Dès le début de 1973, Arpanet, créé en 1969, envisage l'établissement d'un nouveau protocole plus performant. La fenêtre glissante est décrite dans le document "fondateur"[7] co-rédigé par Vinton Cerf et Robert Kahn en mai 1974, un rapport "décrivant l'architecture et les protocoles" futurs de l'Internet[7], appelés aussi TCP/IP, car réunissant le protocole TCP et le protocole IP.

Sur les sept personnes remerciées nommément en conclusion du document, deux sont des Français de Cyclades: le responsable des protocoles Hubert Zimmermann et le fondateur Louis Pouzin.

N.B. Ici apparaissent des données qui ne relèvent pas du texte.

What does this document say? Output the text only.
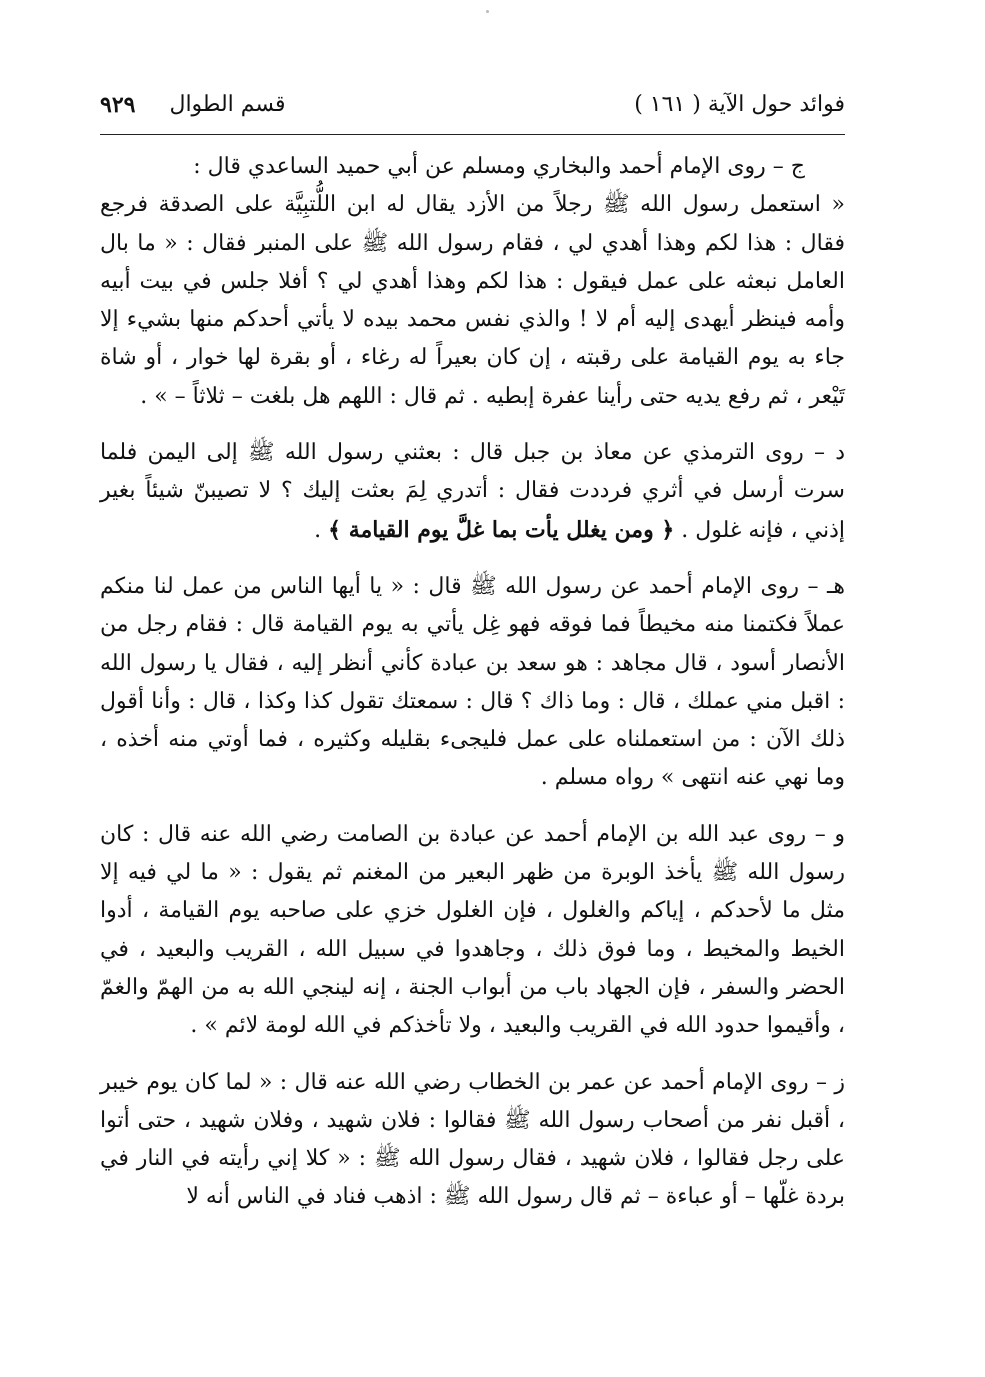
فوائد حول الآية ( ١٦١ )
قسم الطوال
٩٢٩

ج – روى الإمام أحمد والبخاري ومسلم عن أبي حميد الساعدي قال :

« استعمل رسول الله ﷺ رجلاً من الأزد يقال له ابن اللُّتبِيَّة على الصدقة فرجع فقال : هذا لكم وهذا أهدي لي ، فقام رسول الله ﷺ على المنبر فقال : « ما بال العامل نبعثه على عمل فيقول : هذا لكم وهذا أهدي لي ؟ أفلا جلس في بيت أبيه وأمه فينظر أيهدى إليه أم لا ! والذي نفس محمد بيده لا يأتي أحدكم منها بشيء إلا جاء به يوم القيامة على رقبته ، إن كان بعيراً له رغاء ، أو بقرة لها خوار ، أو شاة تَيْعر ، ثم رفع يديه حتى رأينا عفرة إبطيه . ثم قال : اللهم هل بلغت – ثلاثاً – » .

د – روى الترمذي عن معاذ بن جبل قال : بعثني رسول الله ﷺ إلى اليمن فلما سرت أرسل في أثري فرددت فقال : أتدري لِمَ بعثت إليك ؟ لا تصيبنّ شيئاً بغير إذني ، فإنه غلول . ﴿ ومن يغلل يأت بما غلَّ يوم القيامة ﴾ .

هـ – روى الإمام أحمد عن رسول الله ﷺ قال : « يا أيها الناس من عمل لنا منكم عملاً فكتمنا منه مخيطاً فما فوقه فهو غِل يأتي به يوم القيامة قال : فقام رجل من الأنصار أسود ، قال مجاهد : هو سعد بن عبادة كأني أنظر إليه ، فقال يا رسول الله : اقبل مني عملك ، قال : وما ذاك ؟ قال : سمعتك تقول كذا وكذا ، قال : وأنا أقول ذلك الآن : من استعملناه على عمل فليجىء بقليله وكثيره ، فما أوتي منه أخذه ، وما نهي عنه انتهى » رواه مسلم .

و – روى عبد الله بن الإمام أحمد عن عبادة بن الصامت رضي الله عنه قال : كان رسول الله ﷺ يأخذ الوبرة من ظهر البعير من المغنم ثم يقول : « ما لي فيه إلا مثل ما لأحدكم ، إياكم والغلول ، فإن الغلول خزي على صاحبه يوم القيامة ، أدوا الخيط والمخيط ، وما فوق ذلك ، وجاهدوا في سبيل الله ، القريب والبعيد ، في الحضر والسفر ، فإن الجهاد باب من أبواب الجنة ، إنه لينجي الله به من الهمّ والغمّ ، وأقيموا حدود الله في القريب والبعيد ، ولا تأخذكم في الله لومة لائم » .

ز – روى الإمام أحمد عن عمر بن الخطاب رضي الله عنه قال : « لما كان يوم خيبر ، أقبل نفر من أصحاب رسول الله ﷺ فقالوا : فلان شهيد ، وفلان شهيد ، حتى أتوا على رجل فقالوا ، فلان شهيد ، فقال رسول الله ﷺ : « كلا إني رأيته في النار في بردة غلّها – أو عباءة – ثم قال رسول الله ﷺ : اذهب فناد في الناس أنه لا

Deux autres ont travaillé sur Arpanet, Steve Crocker qui lancé le Réseau à l'Université de Los Angeles, et Denis Walden, qui a écrit dans la même ville le système d'exploitation des routeurs BBN. Il y a aussi deux chercheurs du National Physical Laboratory (NPL) anglais, les théoriciens David Davies et Roger Scantlebury, le second ayant rejoint l'International Network Working Group au début des années 1970 après des travaux théoriques sur le Réseau du NPL mis en service en 1969. La septième personne récompensée est Robert Metcalfe, dont Harvard avait refusé une thèse de doctorat consacrée à Arpanet. Il avait ensuite corrigés les bugs du réseau sans-fil ALOHA de l'université d'Hawaï puis rédigé le 22 mai 1973 la note "Alto Ethernet" contenant un schéma approximatif d'Ethernet, au centre de recherche à Palo Alto de Xerox, géant industriel qui concurrence à l'époque IBM via sa filiale achetée à prix d'or en mai 1969, Scientific Data Systems, en tandem avec la CII française sur le même ordinateur central Sigma 7, que les deux firmes émulent pour différentes applications.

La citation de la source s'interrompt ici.